Uno de los más célebres debates de la Asamblea Constituyente Francesa reunida en 1789 versó sobre si los electores, al designar sus representantes, les imponían un mandato representativo; es decir, si estos, una vez elegidos, están obligados a actuar conforme al querer de sus electores. Basándose en la creencia de que hay que proteger la autonomía del Parlamento, se inclinó por conceder plena libertad a los elegidos, que son “inviolables” por sus opiniones y votos.

 

Esta idea fue cabalmente recogida en nuestra Constitución de 1886: “Senadores y representantes representan a la Nación entera y deben votar consultando únicamente sus intereses”. Este noble ideal jamás tuvo cumplimiento y ha sido rechazado por la normativa constitucional contemporánea.

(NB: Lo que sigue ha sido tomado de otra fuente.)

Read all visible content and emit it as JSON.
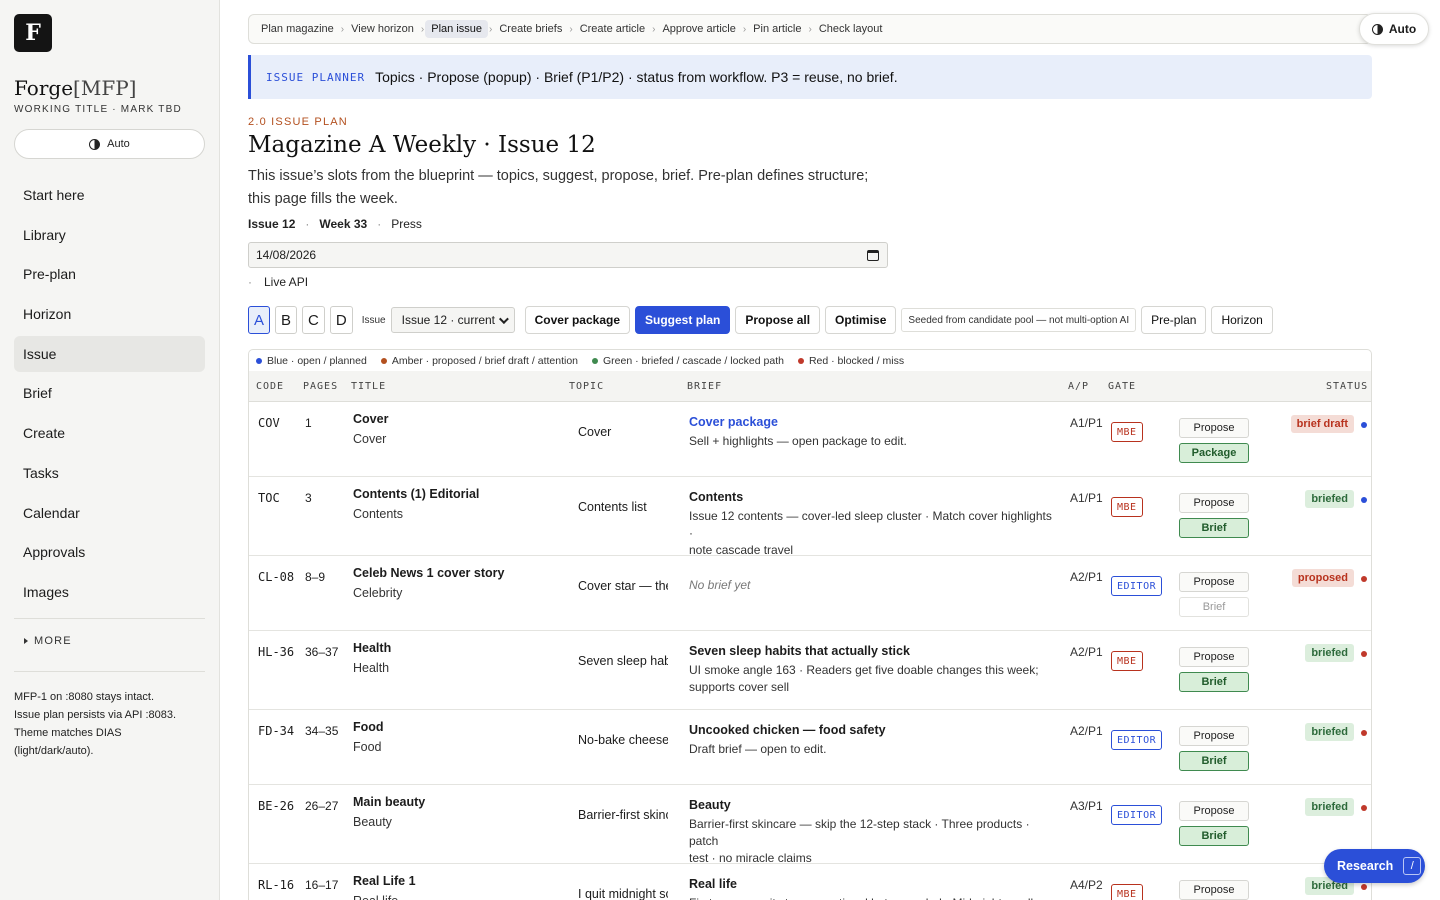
{
  "sidebar": {
    "logo_letter": "F",
    "brand_main": "Forge",
    "brand_suffix": "[MFP]",
    "subtitle": "WORKING TITLE · MARK TBD",
    "theme_label": "Auto",
    "nav": [
      "Start here",
      "Library",
      "Pre-plan",
      "Horizon",
      "Issue",
      "Brief",
      "Create",
      "Tasks",
      "Calendar",
      "Approvals",
      "Images"
    ],
    "active_nav": "Issue",
    "more_label": "MORE",
    "note_lines": [
      "MFP-1 on :8080 stays intact.",
      "Issue plan persists via API :8083.",
      "Theme matches DIAS",
      "(light/dark/auto)."
    ]
  },
  "breadcrumbs": [
    "Plan magazine",
    "View horizon",
    "Plan issue",
    "Create briefs",
    "Create article",
    "Approve article",
    "Pin article",
    "Check layout"
  ],
  "active_crumb": "Plan issue",
  "theme_pill": "Auto",
  "planner": {
    "tag": "ISSUE PLANNER",
    "text": "Topics · Propose (popup) · Brief (P1/P2) · status from workflow. P3 = reuse, no brief."
  },
  "header": {
    "section": "2.0 ISSUE PLAN",
    "title": "Magazine A Weekly · Issue 12",
    "desc_line1": "This issue’s slots from the blueprint — topics, suggest, propose, brief. Pre-plan defines structure;",
    "desc_line2": "this page fills the week.",
    "issue": "Issue 12",
    "week": "Week 33",
    "press": "Press",
    "date": "14/08/2026",
    "live": "Live API"
  },
  "toolbar": {
    "options": [
      "A",
      "B",
      "C",
      "D"
    ],
    "active_option": "A",
    "issue_label": "Issue",
    "issue_select": "Issue 12 · current",
    "cover_package": "Cover package",
    "suggest_plan": "Suggest plan",
    "propose_all": "Propose all",
    "optimise": "Optimise",
    "seed_note": "Seeded from candidate pool — not multi-option AI",
    "preplan": "Pre-plan",
    "horizon": "Horizon"
  },
  "legend": [
    {
      "color": "#2b4fd8",
      "label": "Blue · open / planned"
    },
    {
      "color": "#b3501f",
      "label": "Amber · proposed / brief draft / attention"
    },
    {
      "color": "#3f8a4f",
      "label": "Green · briefed / cascade / locked path"
    },
    {
      "color": "#c0392b",
      "label": "Red · blocked / miss"
    }
  ],
  "columns": {
    "code": "CODE",
    "pages": "PAGES",
    "title": "TITLE",
    "topic": "TOPIC",
    "brief": "BRIEF",
    "ap": "A/P",
    "gate": "GATE",
    "status": "STATUS"
  },
  "rows": [
    {
      "code": "COV",
      "pages": "1",
      "title": "Cover",
      "sub": "Cover",
      "topic": "Cover",
      "brief_title": "Cover package",
      "brief_link": true,
      "brief_lines": [
        "Sell + highlights — open package to edit."
      ],
      "ap": "A1/P1",
      "gate": "MBE",
      "propose": "Propose",
      "action": "Package",
      "action_enabled": true,
      "status": "brief draft",
      "status_kind": "draft",
      "dot": "#2b4fd8",
      "height": 75
    },
    {
      "code": "TOC",
      "pages": "3",
      "title": "Contents (1) Editorial",
      "sub": "Contents",
      "topic": "Contents list",
      "brief_title": "Contents",
      "brief_link": false,
      "brief_lines": [
        "Issue 12 contents — cover-led sleep cluster · Match cover highlights ·",
        "note cascade travel"
      ],
      "ap": "A1/P1",
      "gate": "MBE",
      "propose": "Propose",
      "action": "Brief",
      "action_enabled": true,
      "status": "briefed",
      "status_kind": "briefed",
      "dot": "#2b4fd8",
      "height": 79
    },
    {
      "code": "CL-08",
      "pages": "8–9",
      "title": "Celeb News 1 cover story",
      "sub": "Celebrity",
      "topic": "Cover star — the",
      "brief_title": "",
      "brief_empty": "No brief yet",
      "brief_lines": [],
      "ap": "A2/P1",
      "gate": "EDITOR",
      "propose": "Propose",
      "action": "Brief",
      "action_enabled": false,
      "status": "proposed",
      "status_kind": "proposed",
      "dot": "#c0392b",
      "height": 75
    },
    {
      "code": "HL-36",
      "pages": "36–37",
      "title": "Health",
      "sub": "Health",
      "topic": "Seven sleep habi",
      "brief_title": "Seven sleep habits that actually stick",
      "brief_link": false,
      "brief_lines": [
        "UI smoke angle 163 · Readers get five doable changes this week;",
        "supports cover sell"
      ],
      "ap": "A2/P1",
      "gate": "MBE",
      "propose": "Propose",
      "action": "Brief",
      "action_enabled": true,
      "status": "briefed",
      "status_kind": "briefed",
      "dot": "#c0392b",
      "height": 79
    },
    {
      "code": "FD-34",
      "pages": "34–35",
      "title": "Food",
      "sub": "Food",
      "topic": "No-bake cheesec",
      "brief_title": "Uncooked chicken — food safety",
      "brief_link": false,
      "brief_lines": [
        "Draft brief — open to edit."
      ],
      "ap": "A2/P1",
      "gate": "EDITOR",
      "propose": "Propose",
      "action": "Brief",
      "action_enabled": true,
      "status": "briefed",
      "status_kind": "briefed",
      "dot": "#c0392b",
      "height": 75
    },
    {
      "code": "BE-26",
      "pages": "26–27",
      "title": "Main beauty",
      "sub": "Beauty",
      "topic": "Barrier-first skinc",
      "brief_title": "Beauty",
      "brief_link": false,
      "brief_lines": [
        "Barrier-first skincare — skip the 12-step stack · Three products · patch",
        "test · no miracle claims"
      ],
      "ap": "A3/P1",
      "gate": "EDITOR",
      "propose": "Propose",
      "action": "Brief",
      "action_enabled": true,
      "status": "briefed",
      "status_kind": "briefed",
      "dot": "#c0392b",
      "height": 79
    },
    {
      "code": "RL-16",
      "pages": "16–17",
      "title": "Real Life 1",
      "sub": "Real life",
      "topic": "I quit midnight sc",
      "brief_title": "Real life",
      "brief_link": false,
      "brief_lines": [
        "First-person quit story · emotional but grounded · Mid-night scroll"
      ],
      "ap": "A4/P2",
      "gate": "MBE",
      "propose": "Propose",
      "action": "Brief",
      "action_enabled": true,
      "status": "briefed",
      "status_kind": "briefed",
      "dot": "#c0392b",
      "height": 75
    }
  ],
  "research": {
    "label": "Research",
    "shortcut": "/"
  }
}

Hoy está dispuesto que los miembros del Congreso no pueden actuar con libertad. Lo impide la disciplina del voto que permite sancionar al parlamentario que vote en contra de la instrucción recibida de las autoridades de su partido. Si con el concurso de la linterna de Diógenes encontráramos un Justo que quisiera ir al Congreso sin ningún género de ataduras clientelistas, probablemente terminaría perdiendo su curul.

 

Ni siquiera en las democracias más avanzadas gobierna el “pueblo”, en quien radica –se nos dice– la soberanía. Dominan las élites. Los ricos, por supuesto; los poderosos que no son ricos, como es el caso, a veces, de los sindicatos; y la tecnocracia. La preponderancia de los dos primeros puede y debe ser acotada. Pero en cuanto a la tecnocracia, es inevitable que su poder sea alto como consecuencia de la creciente complejidad de los asuntos que configuran la agenda pública. Mantener en el ámbito de la política el rumbo de la sociedad es indispensable; pero también lo es tener claro lo que se puede y lo que no, la forma de lograrlo y lo que vale implementarlo.

 

Está bien que los Angelinos de este mundo nos cuenten sus propuestas para combatir la pobreza, pero no que nos digan cómo medirla, cuestión que implica tener en cuenta factores objetivos, tales como la definición del componente calórico y proteínico de una dieta básica y su costo; y la estimación de la capacidad de gasto de las familias para adquirir los alimentos que requieren con necesidad absoluta. Ignorar estos factores a nada bueno conduce.

 

Una democracia de ciudadanos activos e ilustrados, sin cuyo predominio los ideales democráticos no pueden prosperar, es indispensable. Estamos lejos de que ello suceda; el problema en nuestro país es más grave que en otros por una razón poderosa: los colombianos no leen. El “consumo” de libros en nuestro país es de dos libros por habitante al año, en comparación con España que registra, por ejemplo, siete libros por persona y Alemania, que registra 15. Como tampoco leen periódicos, salvo los deportes y los chismes, nuestra cultura política proviene de las ideas simples y maniqueas que, con excepciones notables, a diario destilan la radio y la televisión.

 

¿Se puede hacer algo? Sí señor. Necesitamos televisión pública de calidad (Inravisión tiene excelentes programas, pero requiere mejor cobertura y  difusión). El Estado debe dar apoyo directo a programas de opinión en los canales privados, aunque sin intervenir en la definición de sus contenidos. Portales independientes en los que se realizan debates de altura, tales como La Silla Vacía (en la que escribo sin remuneración), o Razón Pública, realizan aportes fundamentales a la democracia que requieren apoyo de los particulares y del Gobierno.